One of Hunter’s proposed Kazakh energy deals involved the State China National Offshore Oil Corporation (CNOOC), one of China’s biggest oil firms.
The company was sanctioned in 2020 and again last year for its alleged involvement in the Chinese government’s ‘coercive behavior in the South China Sea’.
Emails from Hunter’s abandoned laptop show he traveled to Beijing and Kazakhstan to forge a blockbuster oil deal between the two countries in 2014 and 2015.
Hunter brokered the deal on behalf of a Ukrainian gas firm Burisma on whose board he sat.
His role at the firm, owned by an oligarch accused of corruption, is already deeply controversial.
But the involvement of Hunter’s Chinese business partners with Burisma adds a new and troubling dimension to his dealings in Eastern Europe – indicating that he was working on a deal that could indirectly further the energy interests of the Chinese government while hoping to collect millions of dollars for himself.
CNOOC had been trying for years to break into the Kazakh energy market, a strategically advantageous source of oil and gas for China previously dubbed ‘the second Middle East’ by its chief financial officer.
The Chinese oil giant tried to buy a $615million piece of Kazakhstan’s North Caspian Sea Project from a unit of British gas company BG Group in 2003, but was blocked by a group of Western companies including Exxon Mobil, Royal Dutch/Shell and TotalFinaElf.
Kazakh and Chinese governments have also talked for years about building a pipeline between the two countries.
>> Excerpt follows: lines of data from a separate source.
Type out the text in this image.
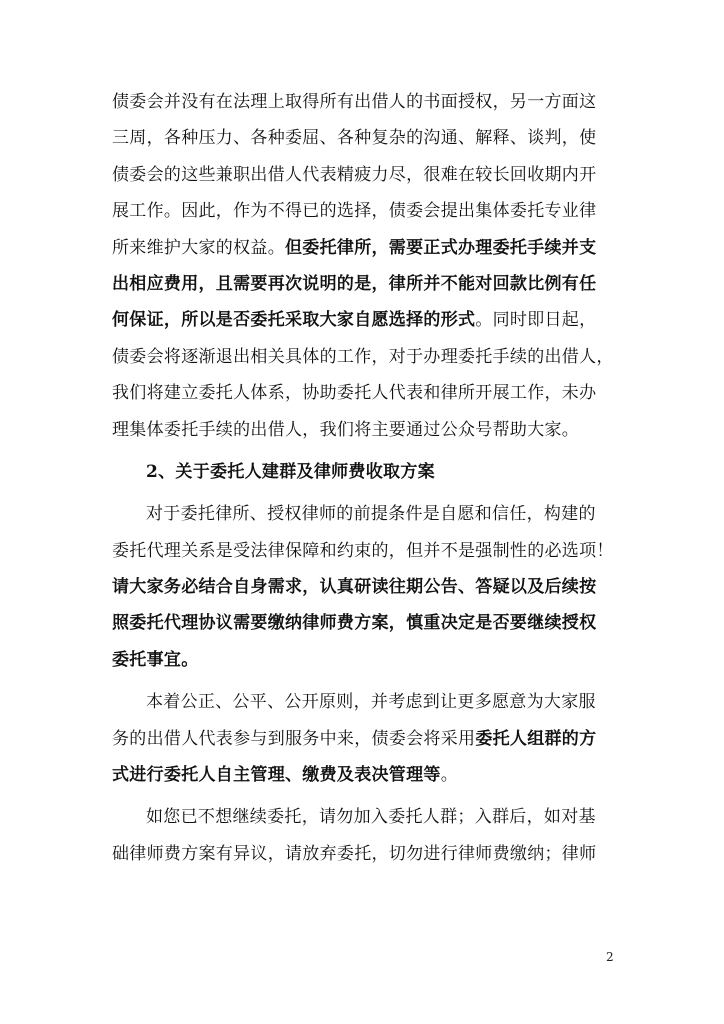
债委会并没有在法理上取得所有出借人的书面授权，另一方面这
三周，各种压力、各种委屈、各种复杂的沟通、解释、谈判，使
债委会的这些兼职出借人代表精疲力尽，很难在较长回收期内开
展工作。因此，作为不得已的选择，债委会提出集体委托专业律
所来维护大家的权益。但委托律所，需要正式办理委托手续并支
出相应费用，且需要再次说明的是，律所并不能对回款比例有任
何保证，所以是否委托采取大家自愿选择的形式。同时即日起，
债委会将逐渐退出相关具体的工作，对于办理委托手续的出借人，
我们将建立委托人体系，协助委托人代表和律所开展工作，未办
理集体委托手续的出借人，我们将主要通过公众号帮助大家。
2、关于委托人建群及律师费收取方案
对于委托律所、授权律师的前提条件是自愿和信任，构建的
委托代理关系是受法律保障和约束的，但并不是强制性的必选项！
请大家务必结合自身需求，认真研读往期公告、答疑以及后续按
照委托代理协议需要缴纳律师费方案，慎重决定是否要继续授权
委托事宜。
本着公正、公平、公开原则，并考虑到让更多愿意为大家服
务的出借人代表参与到服务中来，债委会将采用委托人组群的方
式进行委托人自主管理、缴费及表决管理等。
如您已不想继续委托，请勿加入委托人群；入群后，如对基
础律师费方案有异议，请放弃委托，切勿进行律师费缴纳；律师
2
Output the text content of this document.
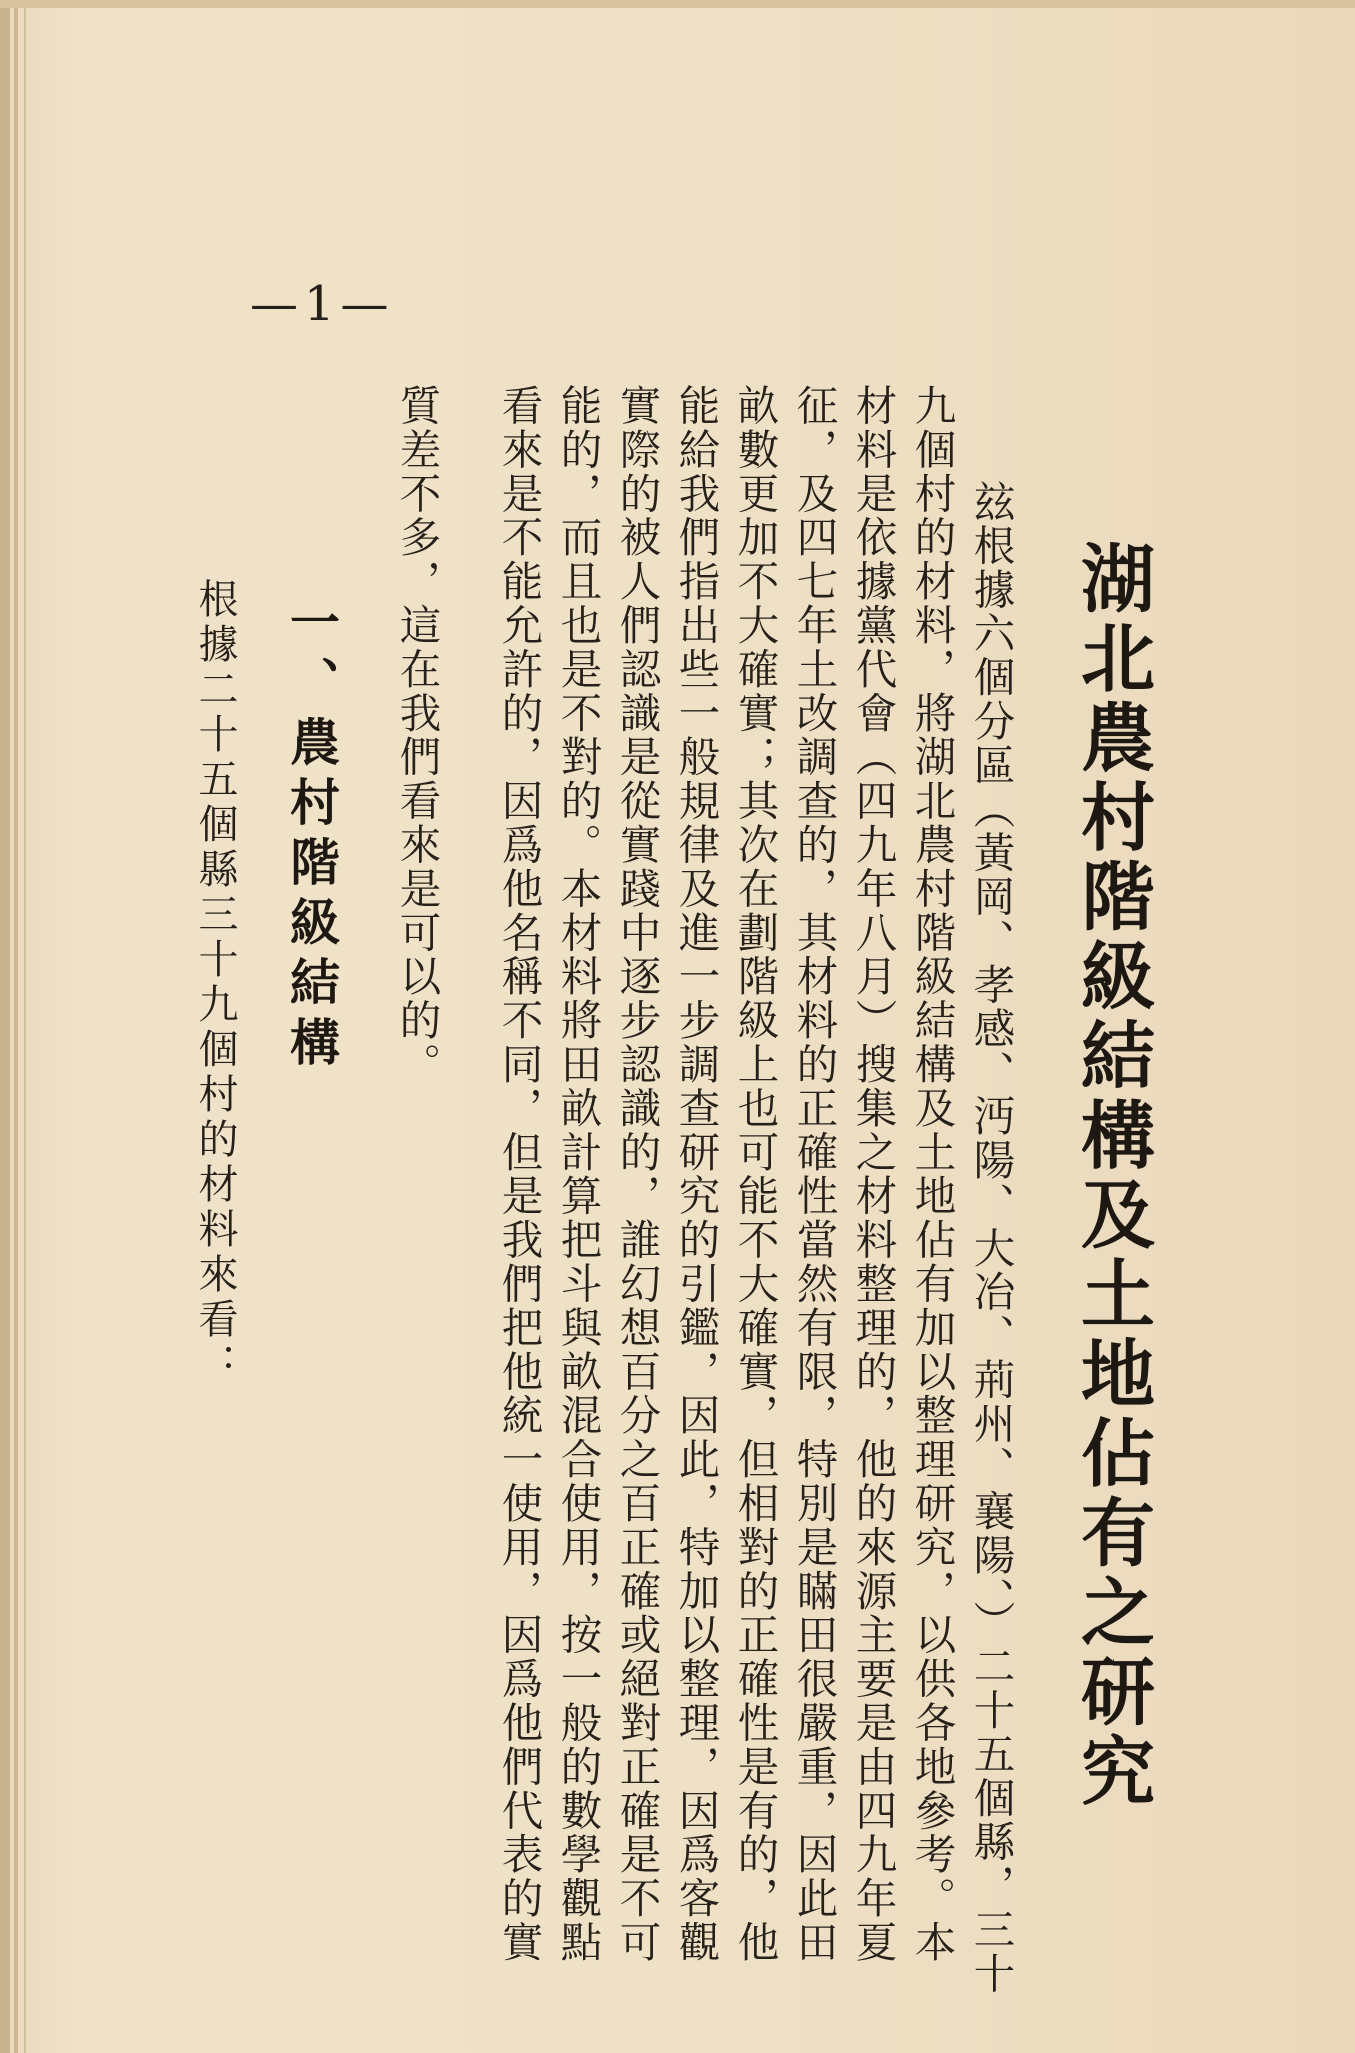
—1—
湖北農村階級結構及土地佔有之研究
玆根據六個分區（黃岡、孝感、沔陽、大冶、荊州、襄陽、）二十五個縣，三十
九個村的材料，將湖北農村階級結構及土地佔有加以整理研究，以供各地參考。本
材料是依據黨代會（四九年八月）搜集之材料整理的，他的來源主要是由四九年夏
征，及四七年土改調查的，其材料的正確性當然有限，特別是瞞田很嚴重，因此田
畝數更加不大確實；其次在劃階級上也可能不大確實，但相對的正確性是有的，他
能給我們指出些一般規律及進一步調查研究的引鑑，因此，特加以整理，因爲客觀
實際的被人們認識是從實踐中逐步認識的，誰幻想百分之百正確或絕對正確是不可
能的，而且也是不對的。本材料將田畝計算把斗與畝混合使用，按一般的數學觀點
看來是不能允許的，因爲他名稱不同，但是我們把他統一使用，因爲他們代表的實
質差不多，這在我們看來是可以的。
一、農村階級結構
根據二十五個縣三十九個村的材料來看：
A previous 1997 agreement stalled over cost worries, but the appetite for massive infrastructure projects was rekindled with China’s expansionist ‘belt and road initiative’ in 2013.
So when one of Hunter’s Chinese business partners emailed him in April 2014 saying CNOOC wanted to work with them, he saw dollar signs.
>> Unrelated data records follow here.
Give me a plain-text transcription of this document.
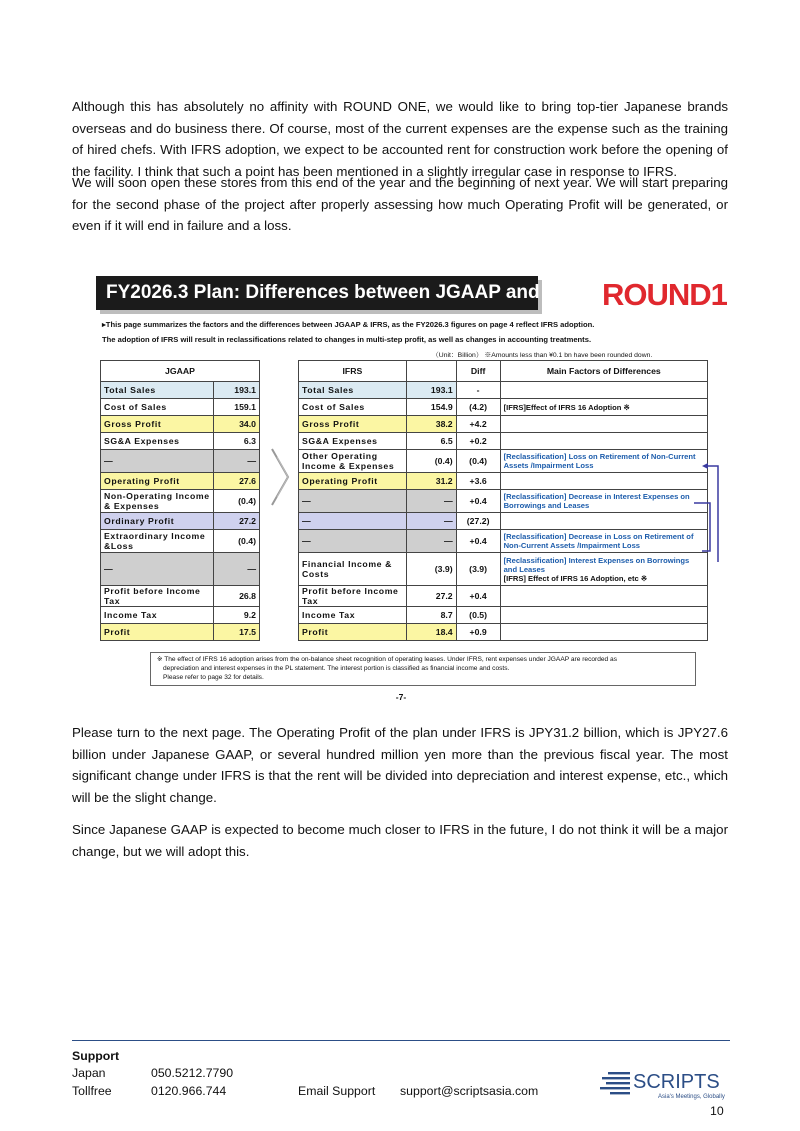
Although this has absolutely no affinity with ROUND ONE, we would like to bring top-tier Japanese brands overseas and do business there. Of course, most of the current expenses are the expense such as the training of hired chefs. With IFRS adoption, we expect to be accounted rent for construction work before the opening of the facility. I think that such a point has been mentioned in a slightly irregular case in response to IFRS.

We will soon open these stores from this end of the year and the beginning of next year. We will start preparing for the second phase of the project after properly assessing how much Operating Profit will be generated, or even if it will end in failure and a loss.

FY2026.3 Plan: Differences between JGAAP and IFRS ROUND1
▸This page summarizes the factors and the differences between JGAAP & IFRS, as the FY2026.3 figures on page 4 reflect IFRS adoption.
The adoption of IFRS will result in reclassifications related to changes in multi-step profit, as well as changes in accounting treatments.
（Unit：Billion） ※Amounts less than ¥0.1 bn have been rounded down.
JGAAP	
Total Sales	193.1
Cost of Sales	159.1
Gross Profit	34.0
SG&A Expenses	6.3
—	—
Operating Profit	27.6
Non-Operating Income & Expenses	(0.4)
Ordinary Profit	27.2
Extraordinary Income &Loss	(0.4)
—	—
Profit before Income Tax	26.8
Income Tax	9.2
Profit	17.5
IFRS		Diff	Main Factors of Differences
Total Sales	193.1	-	
Cost of Sales	154.9	(4.2)	[IFRS]Effect of IFRS 16 Adoption ※

Gross Profit	38.2	+4.2	
SG&A Expenses	6.5	+0.2	
Other Operating Income & Expenses	(0.4)	(0.4)	[Reclassification] Loss on Retirement of Non-Current Assets /Impairment Loss

Operating Profit	31.2	+3.6	
—	—	+0.4	[Reclassification] Decrease in Interest Expenses on Borrowings and Leases

—	—	(27.2)	
—	—	+0.4	[Reclassification] Decrease in Loss on Retirement of Non-Current Assets /Impairment Loss

Financial Income & Costs	(3.9)	(3.9)	[Reclassification] Interest Expenses on Borrowings and Leases
[IFRS] Effect of IFRS 16 Adoption, etc ※

Profit before Income Tax	27.2	+0.4	
Income Tax	8.7	(0.5)	
Profit	18.4	+0.9	
※ The effect of IFRS 16 adoption arises from the on-balance sheet recognition of operating leases. Under IFRS, rent expenses under JGAAP are recorded as
depreciation and interest expenses in the PL statement. The interest portion is classified as financial income and costs.
Please refer to page 32 for details.
-7-

Please turn to the next page. The Operating Profit of the plan under IFRS is JPY31.2 billion, which is JPY27.6 billion under Japanese GAAP, or several hundred million yen more than the previous fiscal year. The most significant change under IFRS is that the rent will be divided into depreciation and interest expense, etc., which will be the slight change.

Since Japanese GAAP is expected to become much closer to IFRS in the future, I do not think it will be a major change, but we will adopt this.

Support
Japan	050.5212.7790
Tollfree	0120.966.744	Email Support support@scriptsasia.com	SCRIPTS
Asia's Meetings, Globally
10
‘I had a meeting with Mr. Luo Weizhong, the General Manger of CNOOC Gas & Power Group,’ wrote Ziben Lu, an associate at Bohai, a Chinese investment firm Hunter partnered with.
‘Mr. Luo informed us that as the third largest LNG [liquid natural gas] purchaser in the world, CNOOC Gas & Power are making large cross boarder [sic] investments.’
Lu said CNOOC was looking to fund projects in countries with a ‘friendly political environment’ and ‘welcomes Bohai as strategic partner’.
‘If you have deal opportunities regarding natural gas in the region mentions above, please let us know and have a discussion,’ Lu wrote.
Devon Archer, Hunter’s longtime friend and business partner who also had a Burisma board position, wrote to Hunter excited that the offer could make them rich.
‘If we can connect the dots here between CNOOC and Burisma we can do only that, forever. Let’s brainstorm,’ he wrote.
‘Thinking the same thing. Fraught with many land mines- but…’ Hunter replied.
Less than a month later, he was on a plane to Beijing for a Bohai board meeting and introductions to CNOOC executives.
In an email to Burisma executive Vadim Pozharsky, Hunter wrote that ‘one of the principal reasons’ for his May 2014 meeting in Beijing was ‘to discuss possible cooperation with CNOC/China and Burisma.’
‘Please let Nikolay [Zlochevsky, Burisma president] know that I’m excited to be joining the team- we have lots of work ahead, but great opportunities also,’ he wrote.